Properties of Cyclic Groups

Theorem 1: Every cyclic group is abelian.

Proof: Let $$a$$ be a generator of a cyclic group $$G$$ and let $${a^r},{a^s} \in G$$ for any $$r,s \in I$$ then
\[{a^r} \cdot {a^s} = {a^{r + s}} = {a^{s + r}} = {a^s} \cdot {a^r}\] (Because $$r + s = s + r$$ for $$r,s \in I$$)

Thus the operation is commutative and hence the cyclic group $$G$$ is abelian.

Note: For the addition composition the above proof could have been written as $${a^r} + {a^s} = ra + sa = as + ra = {a^s} + {a^r}$$ (addition of integer is commutative)

Thus the operation + is commutative in $$G$$.

Theorem 2: The order of a cyclic group is the same as the order of its generator.
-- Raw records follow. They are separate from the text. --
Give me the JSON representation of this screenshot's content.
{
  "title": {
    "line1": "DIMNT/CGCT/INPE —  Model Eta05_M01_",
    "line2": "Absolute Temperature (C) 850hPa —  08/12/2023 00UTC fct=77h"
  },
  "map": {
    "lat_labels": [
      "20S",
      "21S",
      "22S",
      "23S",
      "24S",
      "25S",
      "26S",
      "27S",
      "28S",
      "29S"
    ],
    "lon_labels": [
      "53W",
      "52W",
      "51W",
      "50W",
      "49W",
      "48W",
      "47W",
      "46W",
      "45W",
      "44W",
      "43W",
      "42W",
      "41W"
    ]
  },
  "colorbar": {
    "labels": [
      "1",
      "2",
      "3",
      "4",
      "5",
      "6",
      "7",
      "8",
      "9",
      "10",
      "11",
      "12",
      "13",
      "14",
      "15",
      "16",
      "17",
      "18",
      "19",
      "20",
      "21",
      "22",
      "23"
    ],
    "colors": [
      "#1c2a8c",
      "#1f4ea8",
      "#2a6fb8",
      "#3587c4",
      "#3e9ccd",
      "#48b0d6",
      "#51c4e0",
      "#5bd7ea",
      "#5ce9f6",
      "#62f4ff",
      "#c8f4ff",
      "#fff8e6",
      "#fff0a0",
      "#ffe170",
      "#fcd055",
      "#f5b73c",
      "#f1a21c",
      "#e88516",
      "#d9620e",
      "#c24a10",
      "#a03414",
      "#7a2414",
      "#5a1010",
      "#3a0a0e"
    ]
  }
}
Proof: Let the order of a generator $$a$$ of a cyclic group be $$n$$, then
\[{a^n} = e$$ while $${a^s} \ne e\] for $$0 < s < n$$

When $$s > n,\,\,s = nq + r,\,\,\,0 \leqslant r < n$$ (say)

We observe that
\[\begin{gathered} {a^s} = {a^{nq + r}} = {\left( {{a^n}} \right)^q} \cdot {a^r} = {a^q} \cdot {a^r} \\ \,\,\,\,\,\,\,\,\,\,\,\,\,\,\,\,\,\,\,\,\,\,\, = e \cdot {a^r} = {a^r} \\ \end{gathered} \]

Thus there are exactly $$n$$ elements in the group by $${a^r}$$, where $$0 \leqslant r < n$$. Therefore there are $$n$$ and only $$n$$ distinct elements in the cyclic group, i.e. the order of the group is $$n$$.

Theorem 3: The generators of a cyclic group of order $$n$$ are all the elements $${a^p}$$, $$p$$ being prime to $$n$$ and $$0 < p < n$$.

We know that
\[{\left( {{a^p}} \right)^n} = {\left( {{a^n}} \right)^p} = e\]

Therefore the order of $${a^p}$$ is $$n$$.

Also $${\left( {ap} \right)^s} = a{p^s} \ne e$$ if $$0 < p < n$$, because $$n$$ does not divide $$p$$, nor does it divide $$s$$, therefore it does not divide $$ps$$.

Now let,
\[ps = nq + r,\,\,\,0 < r < n\]

\[\begin{gathered} {\left( {{a^p}} \right)^s} = {a^{ps}} = {a^{nq + r}} \\ \,\,\,\,\,\,\,\,\,\,\,\,\, = {\left( {{a^n}} \right)^q} \cdot {a^r} = {e^q} \cdot {a^r} \\ \,\,\,\,\,\,\,\,\,\,\,\,\, = e \cdot {a^r} = {a^r} \ne 0 \\ \end{gathered} \]

Thus, $${a^p}$$ is a generator of the group.